President of the Puerto Rico Olympic Committee
- In office 1991–2008
- Preceded by: Osvaldo Gil
- Succeeded by: David Bernier

Personal details
- Born: April 19, 1936 Naguabo, Puerto Rico
- Died: June 16, 2017 (aged 81) San Juan, Puerto Rico

= Héctor Cardona =

Puerto Rican sports executive

Héctor Francisco Cardona González (April 19, 1936 – June 16, 2017) was a Puerto Rican sports executive who served as the longtime President of the Puerto Rico Olympic Committee (COPUR) from 1991 until 2008, as well as the executive vice-president of International Amateur Boxing Association. Héctor Cardona was a boxing referee at the 1984 Summer Olympics in Los Angeles, California.
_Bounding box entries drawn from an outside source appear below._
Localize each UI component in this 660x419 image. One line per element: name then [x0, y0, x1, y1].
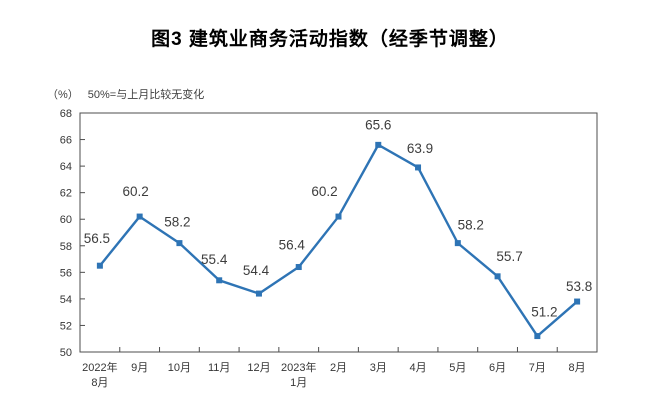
data-point [494, 273, 501, 280]
data-label: 58.2 [164, 215, 190, 230]
y-tick-label: 58 [60, 241, 72, 253]
data-point [216, 277, 223, 284]
x-tick-label: 2023年 [281, 360, 316, 374]
y-tick-label: 68 [60, 108, 72, 120]
x-tick-label: 2022年 [82, 360, 117, 374]
data-label: 58.2 [458, 218, 484, 233]
data-label: 63.9 [407, 141, 433, 156]
data-label: 51.2 [531, 305, 557, 320]
x-tick-label: 6月 [489, 362, 506, 374]
data-point [295, 264, 302, 271]
data-point [255, 290, 262, 297]
data-label: 53.8 [566, 279, 592, 294]
data-point [335, 213, 342, 220]
x-tick-label: 8月 [91, 377, 108, 389]
y-tick-label: 50 [60, 347, 72, 359]
data-point [176, 240, 183, 247]
y-tick-label: 60 [60, 214, 72, 226]
data-label: 54.4 [243, 263, 270, 278]
x-tick-label: 9月 [131, 362, 148, 374]
x-tick-label: 1月 [290, 377, 307, 389]
x-tick-label: 2月 [330, 362, 347, 374]
data-point [136, 213, 143, 220]
x-tick-label: 4月 [409, 362, 426, 374]
baseline-note: 50%=与上月比较无变化 [87, 89, 205, 101]
x-tick-label: 10月 [168, 362, 191, 374]
y-tick-label: 62 [60, 188, 72, 200]
x-tick-label: 7月 [529, 362, 546, 374]
data-point [454, 240, 461, 247]
x-tick-label: 8月 [569, 362, 586, 374]
data-label: 55.7 [496, 249, 522, 264]
data-point [415, 164, 422, 171]
data-label: 55.4 [201, 252, 228, 267]
x-tick-label: 11月 [208, 362, 230, 374]
data-point [574, 298, 581, 305]
x-tick-label: 5月 [449, 362, 466, 374]
chart-title: 图3 建筑业商务活动指数（经季节调整） [151, 29, 509, 50]
y-tick-label: 64 [60, 161, 72, 173]
data-label: 60.2 [123, 184, 149, 199]
y-tick-label: 52 [60, 320, 72, 332]
y-tick-label: 66 [60, 135, 72, 147]
y-tick-label: 56 [60, 267, 72, 279]
data-label: 65.6 [365, 117, 391, 132]
data-label: 56.4 [279, 238, 306, 253]
data-point [375, 141, 382, 148]
data-point [534, 333, 541, 340]
x-tick-label: 3月 [370, 362, 387, 374]
plot-border [79, 112, 598, 353]
data-point [96, 262, 103, 269]
axis-unit-note: （%） 50%=与上月比较无变化 [47, 86, 204, 102]
series-line [98, 143, 579, 338]
data-label: 56.5 [84, 231, 110, 246]
y-tick-label: 54 [60, 294, 72, 306]
x-tick-label: 12月 [247, 362, 270, 374]
unit-label: （%） [47, 89, 79, 101]
data-label: 60.2 [311, 184, 337, 199]
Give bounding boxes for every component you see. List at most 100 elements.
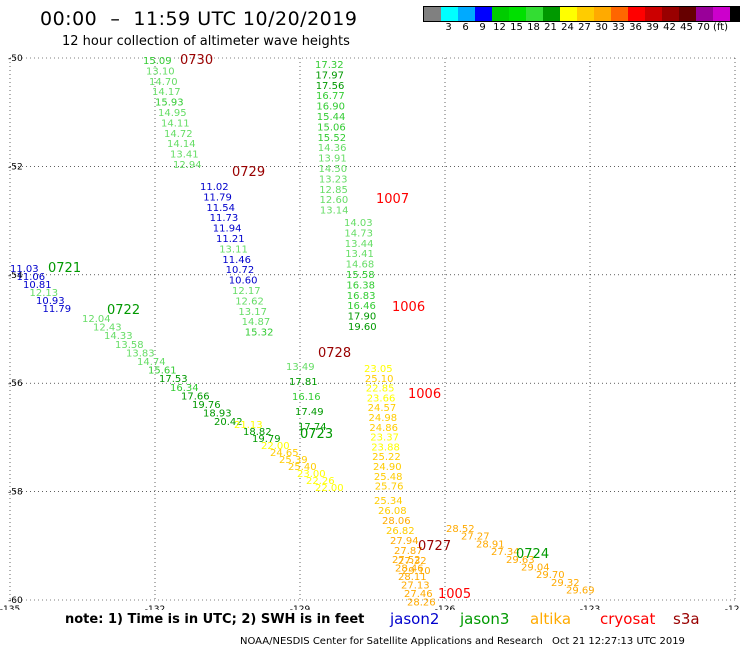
wave-height-value: 19.79 [252,434,281,445]
wave-height-value: 14.17 [152,87,181,98]
wave-height-value: 27.52 [392,555,421,566]
colorbar-tick-label: 24 [561,22,574,33]
colorbar-cell [441,7,458,21]
colorbar-cell [475,7,492,21]
wave-height-value: 26.08 [378,506,407,517]
wave-height-value: 12.43 [93,323,122,334]
wave-height-value: 29.32 [551,578,580,589]
colorbar-cell [696,7,713,21]
wave-height-value: 29.70 [536,570,565,581]
wave-height-value: 14.73 [344,228,373,239]
wave-height-value: 19.76 [192,400,221,411]
wave-height-value: 12.85 [319,185,348,196]
wave-height-value: 28.91 [476,539,505,550]
wave-height-value: 16.77 [316,91,345,102]
wave-height-value: 24.86 [369,423,398,434]
wave-height-value: 27.13 [401,581,430,592]
colorbar-cell [594,7,611,21]
colorbar-cell [713,7,730,21]
lat-label: -52 [8,162,23,172]
colorbar-cell [679,7,696,21]
wave-height-value: 24.90 [373,462,402,473]
wave-height-value: 23.66 [367,393,396,404]
colorbar-tick-label: 18 [527,22,540,33]
wave-height-value: 28.46 [395,564,424,575]
wave-height-value: 11.73 [210,213,239,224]
wave-height-value: 17.97 [315,70,344,81]
wave-height-value: 28.52 [446,524,475,535]
wave-height-value: 25.10 [365,374,394,385]
track-time-label: 1005 [438,587,471,602]
wave-height-value: 22.85 [366,384,395,395]
wave-height-value: 13.83 [126,348,155,359]
wave-height-value: 14.72 [164,129,193,140]
wave-height-value: 14.11 [161,118,190,129]
wave-height-value: 11.02 [200,182,229,193]
track-time-label: 0727 [418,539,451,554]
wave-height-value: 10.93 [36,296,65,307]
track-time-label: 0724 [516,547,549,562]
wave-height-value: 13.58 [115,340,144,351]
track-time-label: 1006 [392,300,425,315]
legend-jason2: jason2 [390,610,440,628]
wave-height-value: 15.93 [155,98,184,109]
wave-height-value: 14.70 [149,77,178,88]
wave-height-value: 11.94 [213,224,242,235]
track-time-label: 0723 [300,427,333,442]
wave-height-value: 24.98 [369,413,398,424]
wave-height-value: 18.93 [203,409,232,420]
lon-label: -123 [580,605,600,610]
colorbar-cell [509,7,526,21]
satellite-legend: jason2 jason3 altika cryosat s3a [0,610,740,630]
colorbar-cell [611,7,628,21]
wave-height-value: 25.40 [288,462,317,473]
wave-height-value: 24.65 [270,448,299,459]
wave-height-value: 22.26 [306,476,335,487]
colorbar-tick-label: 6 [462,22,469,33]
wave-height-value: 10.72 [226,265,255,276]
wave-height-value: 26.82 [386,526,415,537]
lat-label: -60 [8,596,23,606]
colorbar-cell [526,7,543,21]
wave-height-value: 23.00 [297,469,326,480]
wave-height-value: 19.60 [348,322,377,333]
colorbar-cell [492,7,509,21]
wave-height-value: 22.00 [315,483,344,494]
colorbar-cell [543,7,560,21]
wave-height-value: 13.14 [320,206,349,217]
wave-height-value: 15.52 [317,133,346,144]
colorbar-cell [730,7,740,21]
wave-height-value: 17.49 [295,407,324,418]
wave-height-value: 11.54 [206,203,235,214]
wave-height-value: 22.00 [261,441,290,452]
wave-height-value: 13.41 [170,150,199,161]
colorbar-tick-label: 30 [595,22,608,33]
wave-height-value: 12.60 [320,195,349,206]
colorbar-cell [424,7,441,21]
colorbar-tick-label: 27 [578,22,591,33]
wave-height-value: 17.53 [159,374,188,385]
colorbar-tick-label: 33 [612,22,625,33]
wave-height-value: 15.09 [143,56,172,67]
wave-height-value: 27.32 [398,556,427,567]
colorbar-tick-label: 21 [544,22,557,33]
track-time-label: 0729 [232,165,265,180]
colorbar-tick-label: 3 [445,22,452,33]
wave-height-value: 13.41 [345,249,374,260]
wave-height-value: 13.23 [319,174,348,185]
colorbar-cell [645,7,662,21]
wave-height-value: 16.46 [347,301,376,312]
lon-label: -135 [0,605,20,610]
wave-height-value: 13.44 [345,239,374,250]
footer-credit: NOAA/NESDIS Center for Satellite Applica… [240,636,543,647]
wave-height-value: 18.82 [243,427,272,438]
wave-height-value: 20.42 [214,417,243,428]
lat-label: -58 [8,488,23,498]
wave-height-value: 13.17 [238,307,267,318]
wave-height-value: 13.91 [318,154,347,165]
wave-height-value: 29.69 [566,586,595,597]
wave-height-value: 25.34 [374,496,403,507]
wave-height-value: 15.06 [317,122,346,133]
legend-s3a: s3a [673,610,700,628]
wave-height-value: 10.60 [229,276,258,287]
He was serving as the President of the Central American and Caribbean Sports Organization (CASCO) at the time of his death in June 2017.

Most recently, Cardona was unanimously re-elected to a fourth term as President of CACSO by the 46th CACSO General Assembly in November 2015.

Cardona was born on April 19, 1936, in Naguabo, Puerto Rico. He died from liver cancer on June 16, 2017, in San Juan, Puerto Rico, at the age of 81.